I did write a routine that calculates the average and median rate of occurances of the numbers in the winning combinations and compare that to the number of time they hit in a most recent period and color them accordinly, 0=blue, 2=red, 3 or more=yellow and everything else=green.  When ever all of the winning numbers are one color and I calculate all the numbers that could be in that group, they're 80% of the total number pool so there's no real advantage.  I keep checking hoping that one time there will be a group small enough that I could cover a winning combination in ten or twenty lines.

Cough !!! You might want to take a second look at playing with only
five even digits and how many straight numbers one can make with
any five digits.  When the winning number is even and you are playing
an even number you have a 1 in 65 chance of winning $500.

1: 000
2: 002
3: 004
4: 006
5: 008
6: 020
7: 022
8: 040
9: 044
10: 060
11: 066
12: 080
13: 088
14: 200
15: 202
16: 220
17: 222
18: 224
19: 226
20: 228
21: 242
22: 244
23: 262
24: 266
25: 282
26: 288
27: 400
28: 404
29: 422
30: 424
31: 440
32: 442
33: 444
34: 446
35: 448
36: 464
37: 466
38: 484
39: 488
40: 600
41: 606
42: 622
43: 626
44: 644
45: 646
46: 660
47: 662
48: 664
49: 666
50: 668
51: 686
52: 688
53: 800
54: 808
55: 822
56: 828
57: 844
58: 848
59: 866
60: 868
61: 880
62: 882
63: 884
64: 886
65: 888

BobP

Hi,

   Below is a listing for how many combinations there are for different amounts of lottery number pools. I believe the math to be correct, but wouldn't mind a double check.

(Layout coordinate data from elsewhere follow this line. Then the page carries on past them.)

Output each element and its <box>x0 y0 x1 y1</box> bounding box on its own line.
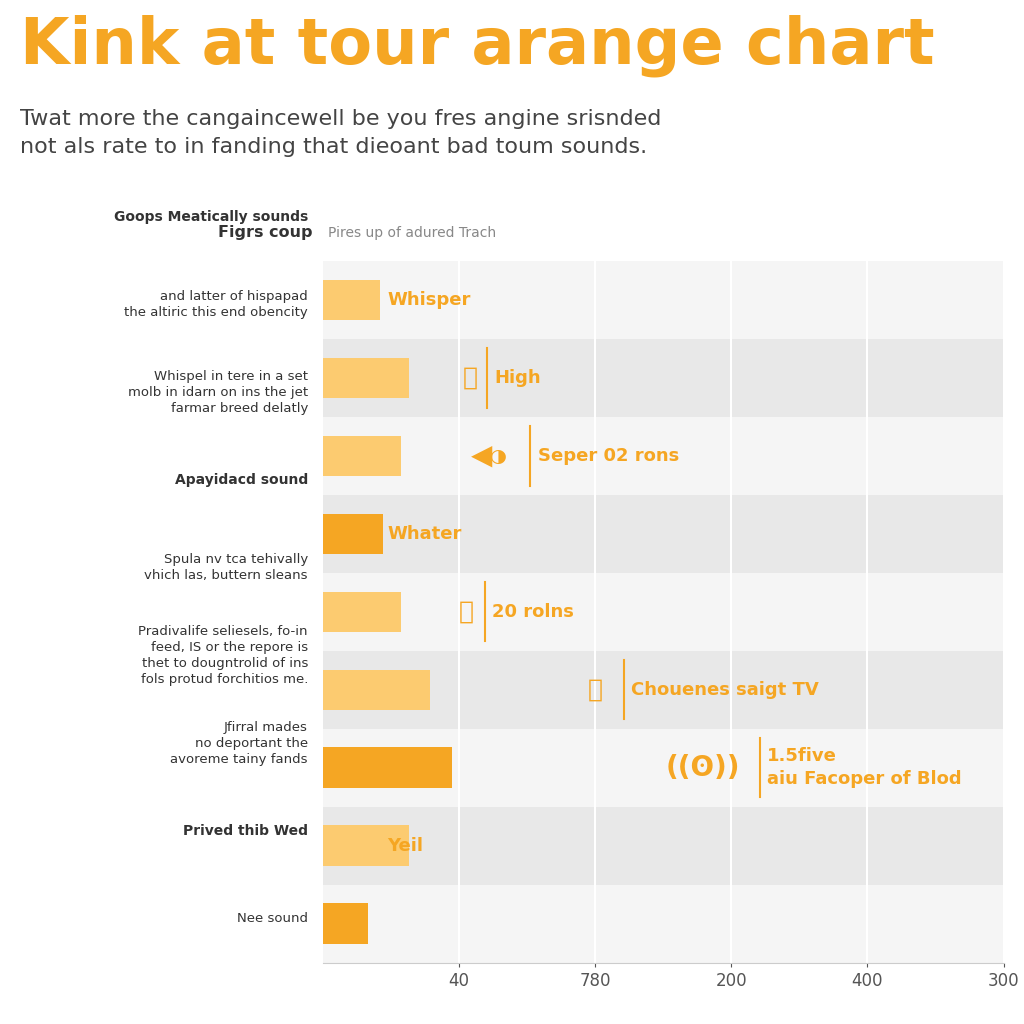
Bar <box>323 729 1004 807</box>
Bar <box>323 514 383 554</box>
Bar <box>323 417 1004 495</box>
Text: 🔍: 🔍 <box>459 600 473 624</box>
Text: and latter of hispapad
the altiric this end obencity: and latter of hispapad the altiric this … <box>124 291 308 319</box>
Text: Pires up of adured Trach: Pires up of adured Trach <box>328 226 496 240</box>
Bar <box>323 495 1004 572</box>
Bar <box>323 885 1004 963</box>
Text: High: High <box>495 369 542 387</box>
Text: Neirs: Neirs <box>387 759 440 777</box>
Text: 1.5five
aiu Facoper of Blod: 1.5five aiu Facoper of Blod <box>767 748 962 788</box>
Text: Spula nv tca tehivally
vhich las, buttern sleans: Spula nv tca tehivally vhich las, butter… <box>144 554 308 583</box>
Text: Apayidacd sound: Apayidacd sound <box>175 473 308 487</box>
Bar <box>323 572 1004 651</box>
Text: Pradivalife seliesels, fo-in
feed, IS or the repore is
thet to dougntrolid of in: Pradivalife seliesels, fo-in feed, IS or… <box>138 626 308 686</box>
Text: Whater: Whater <box>387 525 462 543</box>
Bar <box>323 339 1004 417</box>
Bar <box>323 825 409 866</box>
Bar <box>323 357 409 398</box>
Bar <box>323 807 1004 885</box>
Bar <box>323 261 1004 339</box>
Text: 📋: 📋 <box>463 366 478 390</box>
Bar <box>323 748 452 788</box>
Text: Yeil: Yeil <box>387 837 423 855</box>
Text: Prived thib Wed: Prived thib Wed <box>183 824 308 838</box>
Text: ◀: ◀ <box>471 442 493 470</box>
Text: Whispel in tere in a set
molb in idarn on ins the jet
farmar breed delatly: Whispel in tere in a set molb in idarn o… <box>128 370 308 415</box>
Text: Figrs coup: Figrs coup <box>218 225 312 241</box>
Bar <box>323 903 369 944</box>
Text: Whisper: Whisper <box>387 291 470 309</box>
Text: Twat more the cangaincewell be you fres angine srisnded
not als rate to in fandi: Twat more the cangaincewell be you fres … <box>20 109 662 158</box>
Text: 20 rolns: 20 rolns <box>492 603 573 621</box>
Text: ((ʘ)): ((ʘ)) <box>666 754 739 781</box>
Text: 📢: 📢 <box>588 678 602 701</box>
Bar <box>323 280 380 321</box>
Text: Kink at tour arange chart: Kink at tour arange chart <box>20 14 935 77</box>
Text: Seper 02 rons: Seper 02 rons <box>538 446 679 465</box>
Text: ◑: ◑ <box>490 446 508 466</box>
Text: Chouenes saigt TV: Chouenes saigt TV <box>631 681 818 698</box>
Bar <box>323 435 401 476</box>
Text: Jfirral mades
no deportant the
avoreme tainy fands: Jfirral mades no deportant the avoreme t… <box>170 721 308 766</box>
Text: Nee sound: Nee sound <box>237 912 308 926</box>
Bar <box>323 670 430 710</box>
Bar <box>323 592 401 632</box>
Bar <box>323 651 1004 729</box>
Text: Goops Meatically sounds: Goops Meatically sounds <box>114 210 308 224</box>
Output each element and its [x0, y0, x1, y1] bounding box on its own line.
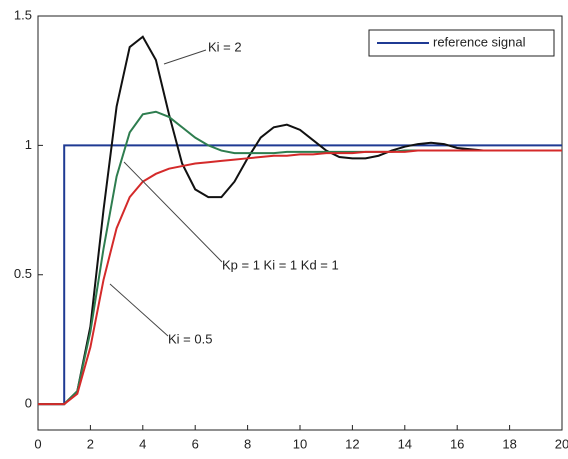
- y-tick-label: 1: [25, 137, 32, 152]
- y-tick-label: 0.5: [14, 266, 32, 281]
- annotation-pointer: [123, 161, 223, 263]
- x-tick-label: 10: [293, 436, 307, 451]
- plot-frame: [37, 15, 563, 431]
- x-tick-label: 0: [34, 436, 41, 451]
- y-tick-label: 1.5: [14, 7, 32, 22]
- x-tick-label: 14: [398, 436, 412, 451]
- annotation-pointer: [109, 283, 169, 337]
- x-tick-label: 4: [139, 436, 146, 451]
- x-tick-label: 6: [192, 436, 199, 451]
- annotation-pointer: [163, 49, 207, 65]
- x-tick-label: 2: [87, 436, 94, 451]
- x-tick-label: 8: [244, 436, 251, 451]
- annotation: Ki = 2: [208, 39, 242, 54]
- y-tick-label: 0: [25, 396, 32, 411]
- annotation: Ki = 0.5: [168, 331, 212, 346]
- annotation: Kp = 1 Ki = 1 Kd = 1: [222, 257, 339, 272]
- x-tick-label: 18: [502, 436, 516, 451]
- x-tick-label: 12: [345, 436, 359, 451]
- x-tick-label: 20: [555, 436, 568, 451]
- series-line: [38, 149, 562, 406]
- x-tick-label: 16: [450, 436, 464, 451]
- legend-label: reference signal: [433, 34, 526, 49]
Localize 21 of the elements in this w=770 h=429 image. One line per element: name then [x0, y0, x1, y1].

Like my initial example, you'll find 575757 combinations for a 5/39 game. If you eliminate one specific number from all the combinations you'll find 501942 combinations,  for what becomes a 5/38 game. So, if you eliminate approximately 50% of the numbers accurately, then you would be playing say a 5/20 game with 15504 combinations or a 5/19 game with 11628 combinations.

   I would have you note that this method reduces combination on a different scale than using combinations to reduce from the total amount combinations. I guess you could say that reduction methods using combinations is linear, while reduction methods using individual numbers is non-linear.

  Sounds fairly good huh. But, KY Floyd is 100% correct when he says "There is no such thing as a free lunch." If you elect to elimate one number that ends up being picked, then every subsequent combination you bet will be unable to win the 5 out of 5 prize. To make matters worse, look at Maddogs challenges. Everyone, including myself, is having a tough time getting enough numbers right for a payoff.

  The upside is, when you do select correclty there is a dramatic reduction in combinations.

  My suggestion is to use this system first. Only eliminate those numbers which you deem to have the lowest probabilty of occuring. Then use the usual combination reductions methods to obtain your final picks.

  Anyway, this completes what I want to say about the method I started this thread with.

  Are ther any others methods anyone would like to suggest?